J’invite donc le lecteur à lire cette étude en faisant abstraction tant de sa philosophie occidentale que des préjugés qu’il pourrait avoir déjà au sujet des Bantous et des primitifs. Je lui demande de renoncer aux idées reçues et de s’appliquer à pénétrer le sens de ce qui est dit ici en évitant de laisser dériver sa pensée dans la critique de mon mode d’exposition ou du choix des termes. Je lui demande même de réserver son jugement quant à l’appréciation de la théorie et d’avoir la patience de prendre connaissance des preuves et des cas d’applications qui lui seront fournis ultérieurement, avant de se prononcer.
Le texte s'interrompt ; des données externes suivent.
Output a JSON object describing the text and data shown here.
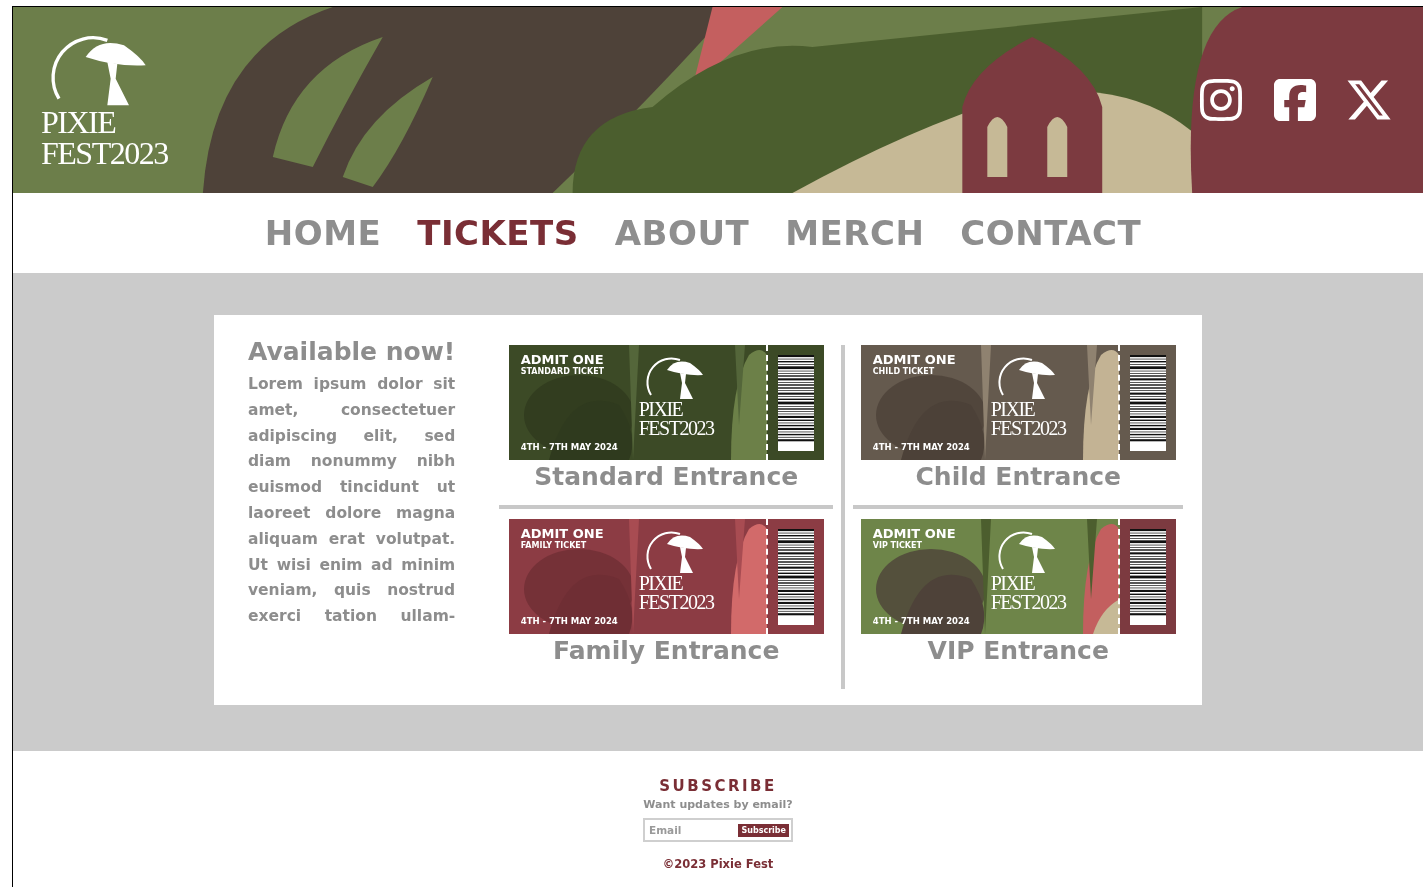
{
  "header": {
    "logo": {
      "line_1": "PIXIE",
      "line_2": "FEST2023"
    },
    "social_links": [
      {
        "kind": "instagram"
      },
      {
        "kind": "facebook"
      },
      {
        "kind": "x"
      }
    ]
  },
  "nav": [
    {
      "label": "HOME",
      "selected": false
    },
    {
      "label": "TICKETS",
      "selected": true
    },
    {
      "label": "ABOUT",
      "selected": false
    },
    {
      "label": "MERCH",
      "selected": false
    },
    {
      "label": "CONTACT",
      "selected": false
    }
  ],
  "intro": {
    "heading": "Available now!",
    "text": "Lorem ipsum dolor sit amet, consectetuer adipiscing elit, sed diam nonummy nibh euismod tincidunt ut laoreet dolore magna aliquam erat volutpat. Ut wisi enim ad minim veniam, quis nostrud exerci tation ullam-"
  },
  "tickets": [
    {
      "kind": "standard",
      "admit": "ADMIT ONE",
      "type": "STANDARD TICKET",
      "dates": "4TH - 7TH MAY 2024",
      "logo_line_1": "PIXIE",
      "logo_line_2": "FEST2023",
      "caption": "Standard Entrance"
    },
    {
      "kind": "child",
      "admit": "ADMIT ONE",
      "type": "CHILD TICKET",
      "dates": "4TH - 7TH MAY 2024",
      "logo_line_1": "PIXIE",
      "logo_line_2": "FEST2023",
      "caption": "Child Entrance"
    },
    {
      "kind": "family",
      "admit": "ADMIT ONE",
      "type": "FAMILY TICKET",
      "dates": "4TH - 7TH MAY 2024",
      "logo_line_1": "PIXIE",
      "logo_line_2": "FEST2023",
      "caption": "Family Entrance"
    },
    {
      "kind": "vip",
      "admit": "ADMIT ONE",
      "type": "VIP TICKET",
      "dates": "4TH - 7TH MAY 2024",
      "logo_line_1": "PIXIE",
      "logo_line_2": "FEST2023",
      "caption": "VIP Entrance"
    }
  ],
  "subscribe": {
    "title": "SUBSCRIBE",
    "subtitle": "Want updates by email?",
    "placeholder": "Email",
    "button": "Subscribe"
  },
  "copyright": "©2023 Pixie Fest"
}
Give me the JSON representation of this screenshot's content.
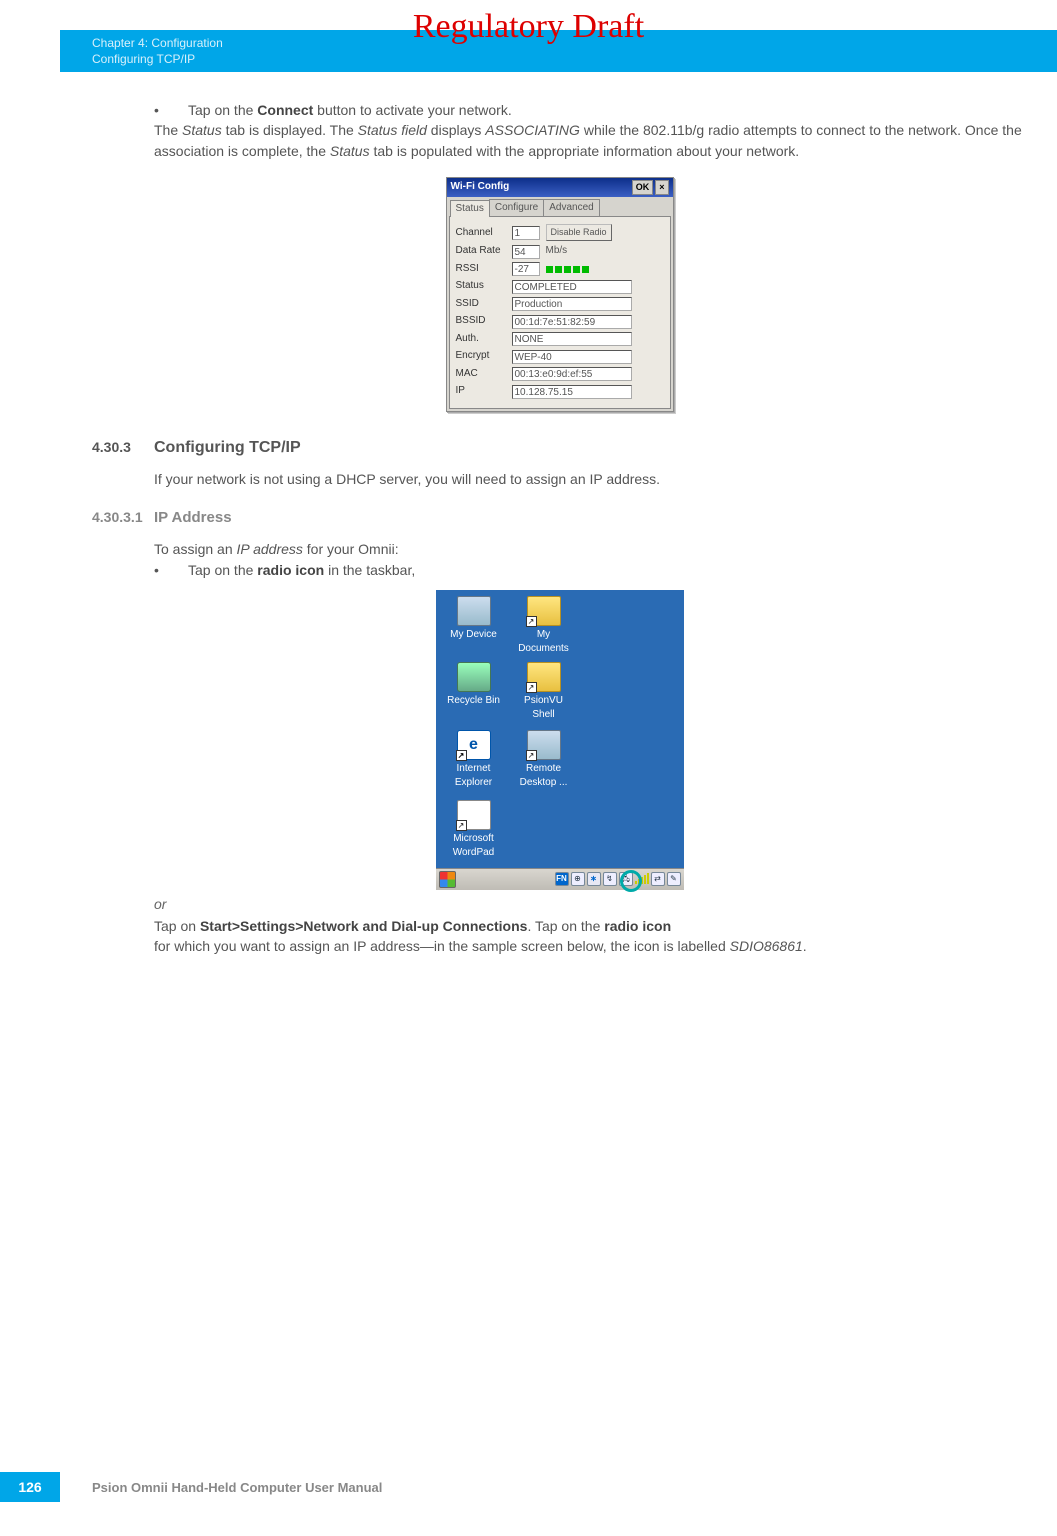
{
  "watermark": "Regulatory Draft",
  "header": {
    "line1": "Chapter 4:  Configuration",
    "line2": "Configuring TCP/IP"
  },
  "body": {
    "bullet1a": "Tap on the ",
    "bullet1b": "Connect",
    "bullet1c": " button to activate your network.",
    "p1a": "The ",
    "p1b": "Status",
    "p1c": " tab is displayed. The ",
    "p1d": "Status field",
    "p1e": " displays ",
    "p1f": "ASSOCIATING",
    "p1g": " while the 802.11b/g radio attempts to connect to the network. Once the association is complete, the ",
    "p1h": "Status",
    "p1i": " tab is populated with the appropriate information about your network."
  },
  "wifi": {
    "title": "Wi-Fi Config",
    "ok": "OK",
    "tabs": [
      "Status",
      "Configure",
      "Advanced"
    ],
    "rows": {
      "Channel": "1",
      "DataRateLabel": "Data Rate",
      "DataRate": "54",
      "DataRateUnit": "Mb/s",
      "RSSI": "-27",
      "Status": "COMPLETED",
      "SSID": "Production",
      "BSSID": "00:1d:7e:51:82:59",
      "Auth": "NONE",
      "AuthLabel": "Auth.",
      "Encrypt": "WEP-40",
      "MAC": "00:13:e0:9d:ef:55",
      "IP": "10.128.75.15"
    },
    "disable": "Disable Radio"
  },
  "sec4303": {
    "num": "4.30.3",
    "title": "Configuring TCP/IP",
    "p": "If your network is not using a DHCP server, you will need to assign an IP address."
  },
  "sec43031": {
    "num": "4.30.3.1",
    "title": "IP Address",
    "p1a": "To assign an ",
    "p1b": "IP address",
    "p1c": " for your Omnii:",
    "b1a": "Tap on the ",
    "b1b": "radio icon",
    "b1c": " in the taskbar,"
  },
  "desktop": {
    "icons": {
      "mydevice": "My Device",
      "mydocs": "My\nDocuments",
      "recycle": "Recycle Bin",
      "psion": "PsionVU\nShell",
      "ie": "Internet\nExplorer",
      "remote": "Remote\nDesktop ...",
      "wordpad": "Microsoft\nWordPad"
    }
  },
  "or_line": "or",
  "p2a": "Tap on ",
  "p2b": "Start>Settings>Network and Dial-up Connections",
  "p2c": ". Tap on the ",
  "p2d": "radio icon",
  "p2e": " for which you want to assign an IP address—in the sample screen below, the icon is labelled ",
  "p2f": "SDIO86861",
  "p2g": ".",
  "footer": {
    "page": "126",
    "text": "Psion Omnii Hand-Held Computer User Manual"
  }
}
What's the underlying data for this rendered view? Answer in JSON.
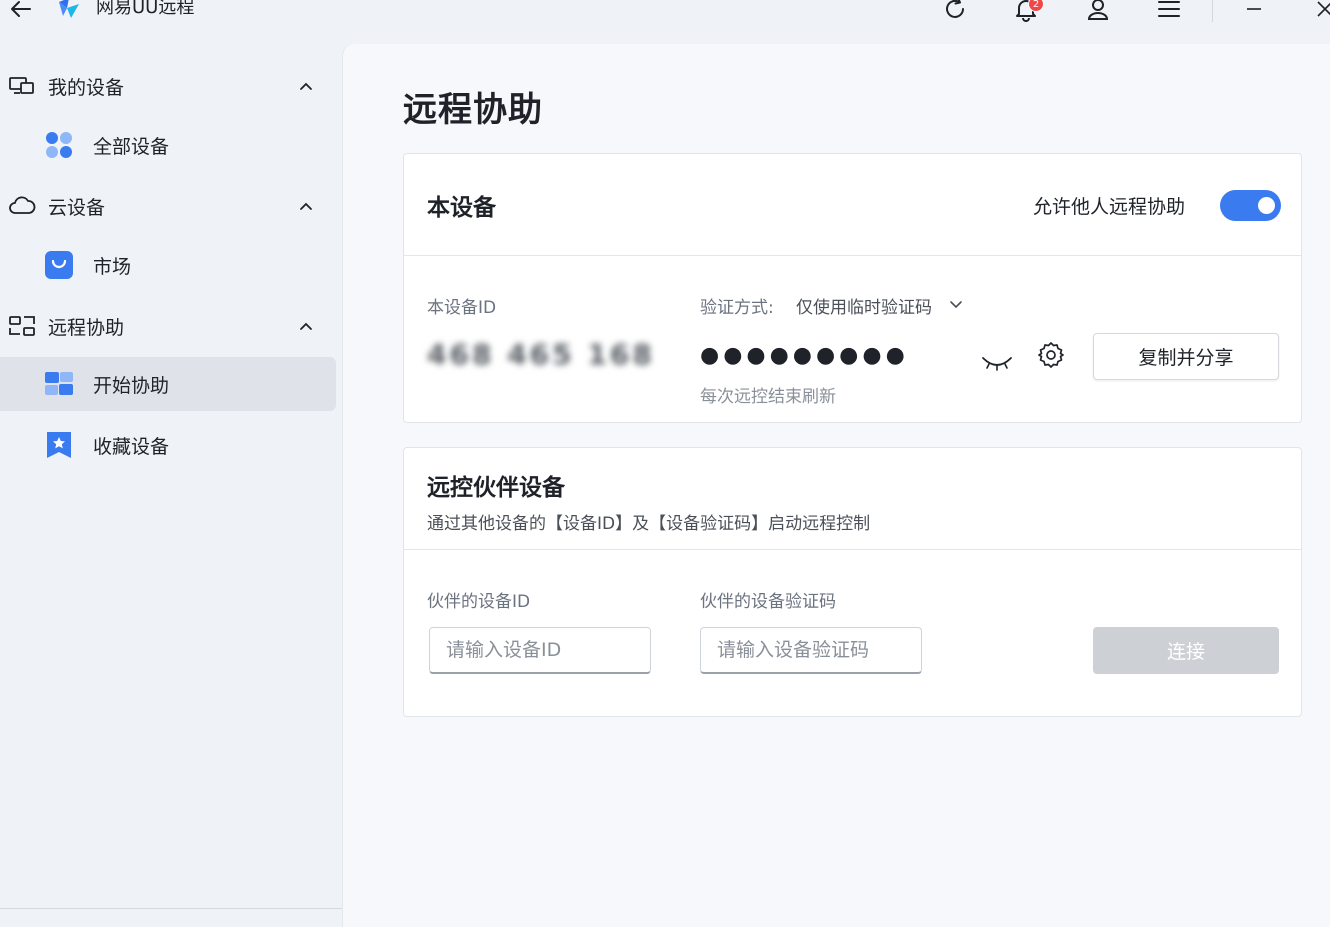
{
  "app": {
    "title": "网易UU远程",
    "notification_count": "2",
    "accent_color": "#3a7bf0"
  },
  "titlebar": {
    "icons": [
      "back-arrow-icon",
      "app-logo-icon",
      "refresh-icon",
      "bell-icon",
      "user-icon",
      "menu-icon",
      "minimize-icon",
      "close-icon"
    ]
  },
  "sidebar": {
    "groups": [
      {
        "label": "我的设备",
        "icon": "devices-icon",
        "expanded": true
      },
      {
        "label": "云设备",
        "icon": "cloud-icon",
        "expanded": true
      },
      {
        "label": "远程协助",
        "icon": "remote-assist-icon",
        "expanded": true
      }
    ],
    "items": [
      {
        "label": "全部设备",
        "icon": "all-devices-icon",
        "active": false
      },
      {
        "label": "市场",
        "icon": "market-bag-icon",
        "active": false
      },
      {
        "label": "开始协助",
        "icon": "start-assist-icon",
        "active": true
      },
      {
        "label": "收藏设备",
        "icon": "favorite-star-icon",
        "active": false
      }
    ]
  },
  "main": {
    "page_title": "远程协助",
    "this_device": {
      "title": "本设备",
      "allow_label": "允许他人远程协助",
      "allow_enabled": true,
      "device_id_label": "本设备ID",
      "device_id_value": "468 465 168",
      "auth_label": "验证方式:",
      "auth_value": "仅使用临时验证码",
      "password_masked": "●●●●●●●●●",
      "refresh_hint": "每次远控结束刷新",
      "copy_button": "复制并分享"
    },
    "partner": {
      "title": "远控伙伴设备",
      "subtitle": "通过其他设备的【设备ID】及【设备验证码】启动远程控制",
      "id_label": "伙伴的设备ID",
      "id_placeholder": "请输入设备ID",
      "code_label": "伙伴的设备验证码",
      "code_placeholder": "请输入设备验证码",
      "connect_button": "连接"
    }
  }
}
Après cela, il lui sera loisible de formuler ses critiques et d’attaquer tant la théorie exposée que son expression.

Faisons comme les Noirs. Lorsqu’ils ont une palabre, il est de règle que celui qui plaide ne soit pas interrompu. Et même, lorsqu’il arrête son débit, le juge lui demandera «As-tu fini de parler ? » : et il ne donnera qu’ensuite la parole à la partie adverse.

La conception de la vie chez les Bantous. Elle est centrée sur une seule valeur : la force vitale

 Il est, dans la bouche des Noirs, des mots qui reviennent sans cesse. Ce sont ceux qui expriment les suprêmes valeurs, les suprêmes aspirations. Ils sont comme des variations sur un leitmotiv qui se retrouve dans leur langage, leur pensée et dans tous leurs faits et gestes.

Cette valeur suprême est la vie, la force, vivre fort ou force vitale.

De tous les usages étranges, dont nous ne saisissons pas le  sens, les Bantous diront qu’ils servent à acquérir la vigueur ou la force vitale, pour être fortement, pour renforcer la vie, ou pour assurer sa pérennité dans la descendance.

Dans le mode négatif, c’est la même idée qui s’exprime lorsque les Bantous disent : nous agissons de telle façon pour être préserves du malheur, ou d’une diminution de la vie ou de l’être, on encore pour nous protéger des influences qui nous annihilent ou qui nous diminuent.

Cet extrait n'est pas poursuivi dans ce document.